As decisões judiciais foram tomadas em ações movidas pelo Sindicato dos Comissários de Despacho, Agentes de Carga e Logística do Estado de São Paulo (Sindicomis). A ação relativa às OTMs (processo 5002054-61.2020.4.03.6100) foi proferida no âmbito de um mandado de segurança coletivo. Já a relacionada às Comissárias de Despacho (processo 0006009-02.1994.4.03.6100) se deu em uma ação para cumprimento de decisão transitada em julgado do Tribunal Regional da 3ª Região (TRF3).
O acórdão, proferido em 1994, permitiu a atuação das Comissárias no desembaraço aduaneiro. A juíza que julgou a ação recente entendeu que a Receita Federal não cumpriu a decisão anterior. Para o cumprimento, a magistrada determina a inclusão das empresas ao Siscomex, sistema online do governo federal para operações de comércio exterior.
As duas decisões determinam que a Receita Federal viabilize o registro das OTMs e das Comissárias de Despacho no Siscomex. Atualmente, os campos no registro do sistema admitem a inserção de CPF, mas não de CNPJ.
Na decisão que se refere às OTMs, o juiz Victorio Giuzio Neto afirma que a atuação das OTMs na representação de importadores e exportadores está prevista na lei 9.611/1998. Observa, ainda, que o Brasil é signatário do Acordo de Facilitação de Comércio, incorporado ao ordenamento jurídico pelo Decreto 9.326/2018, que busca justamente eliminar o emprego obrigatório de despachantes aduaneiros.
O magistrado afasta o argumento da Receita de que não seria possível a inclusão das OTMs no Siscomex por “limitação orçamentária”. ”A justificativa da Receita Federal de apenas uma ‘limitação orçamentária’ impedir que se faculte o acesso aos OTMs, especialmente quando se leva em conta o período em que existente a previsão legal, já regulamentada, não se sustenta (...) e revela, ao contrário, uma obstinada preservação de ‘status quo’ limitando a atividade de desembaraço alfandegário para os despachantes aduaneiros”.

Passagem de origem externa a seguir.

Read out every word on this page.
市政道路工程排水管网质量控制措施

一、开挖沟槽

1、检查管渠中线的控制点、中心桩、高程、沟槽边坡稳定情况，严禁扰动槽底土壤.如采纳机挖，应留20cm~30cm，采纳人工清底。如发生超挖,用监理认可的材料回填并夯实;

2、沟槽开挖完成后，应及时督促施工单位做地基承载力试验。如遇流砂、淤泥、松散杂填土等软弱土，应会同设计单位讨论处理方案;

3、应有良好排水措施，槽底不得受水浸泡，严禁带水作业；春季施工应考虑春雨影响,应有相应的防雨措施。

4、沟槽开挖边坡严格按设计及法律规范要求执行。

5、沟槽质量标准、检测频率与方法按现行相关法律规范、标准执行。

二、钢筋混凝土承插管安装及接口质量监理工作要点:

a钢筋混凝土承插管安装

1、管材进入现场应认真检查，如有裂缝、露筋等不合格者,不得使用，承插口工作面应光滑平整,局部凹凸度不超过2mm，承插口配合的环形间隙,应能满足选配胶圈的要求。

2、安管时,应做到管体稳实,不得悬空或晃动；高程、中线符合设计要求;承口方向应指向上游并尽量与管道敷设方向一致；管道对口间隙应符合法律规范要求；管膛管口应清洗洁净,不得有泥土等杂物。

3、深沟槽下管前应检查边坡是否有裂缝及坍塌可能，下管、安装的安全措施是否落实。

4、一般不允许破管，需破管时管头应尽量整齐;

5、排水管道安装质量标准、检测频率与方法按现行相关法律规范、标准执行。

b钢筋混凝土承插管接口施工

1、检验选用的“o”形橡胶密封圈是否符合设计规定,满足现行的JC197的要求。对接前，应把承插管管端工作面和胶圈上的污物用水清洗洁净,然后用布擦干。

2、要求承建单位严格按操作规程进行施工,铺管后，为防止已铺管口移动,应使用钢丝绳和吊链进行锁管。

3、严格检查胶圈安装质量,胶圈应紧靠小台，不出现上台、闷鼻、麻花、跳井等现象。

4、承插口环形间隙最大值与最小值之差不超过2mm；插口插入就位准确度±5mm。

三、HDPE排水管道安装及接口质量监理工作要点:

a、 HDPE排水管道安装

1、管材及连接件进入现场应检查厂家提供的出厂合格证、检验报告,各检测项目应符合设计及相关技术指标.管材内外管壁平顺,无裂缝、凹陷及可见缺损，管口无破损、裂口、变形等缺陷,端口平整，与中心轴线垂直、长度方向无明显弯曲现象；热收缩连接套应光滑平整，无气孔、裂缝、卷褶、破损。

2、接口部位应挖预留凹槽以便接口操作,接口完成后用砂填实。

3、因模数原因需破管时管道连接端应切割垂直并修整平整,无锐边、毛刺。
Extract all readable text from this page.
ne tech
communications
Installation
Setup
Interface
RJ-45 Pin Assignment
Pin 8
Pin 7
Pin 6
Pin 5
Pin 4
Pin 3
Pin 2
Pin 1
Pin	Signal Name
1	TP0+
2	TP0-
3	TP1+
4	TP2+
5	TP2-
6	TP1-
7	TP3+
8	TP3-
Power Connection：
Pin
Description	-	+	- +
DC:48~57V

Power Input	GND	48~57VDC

Ele conclui estabelecendo prazo de 180 dias para alteração e adaptação dos sistemas informatizados da Receita para permitir a habilitação das OTMs.
Já na decisão relativa às Comissárias de Despacho, a juíza Regilena Emy Fukui Bolognese deu efeitos infringentes a embargos de declaração em uma ação para cumprimento de uma decisão de 1994 do TRF3. Ela considerou que a decisão foi descumprida, uma vez que a Receita Federal permitiu a atuação das Comissárias de Despacho por meio das pessoas físicas de seus dirigentes, mas não viabilizou sua inclusão no Siscomex. A juíza observou que a atuação das Comissárias de Despacho faz parte do ordenamento jurídico, uma vez que está prevista no Decreto-Lei 366/1968, que não foi revogado.
A magistrada deu um prazo de 30 dias para que a Receita encaminhe o pedido e informe um prazo para criação um perfil específico para as empresas no Siscomex, "ainda que disponibilizado apenas para a 8ª Região Fiscal, área à qual se refere a ação original". Estabeleceu, ainda, que enquanto não for criado o perfil, a Receita Federal “deverá dar solução provisória para que as comissárias de despacho possam exercer suas atividades diretamente, sem interposição de intermediários”.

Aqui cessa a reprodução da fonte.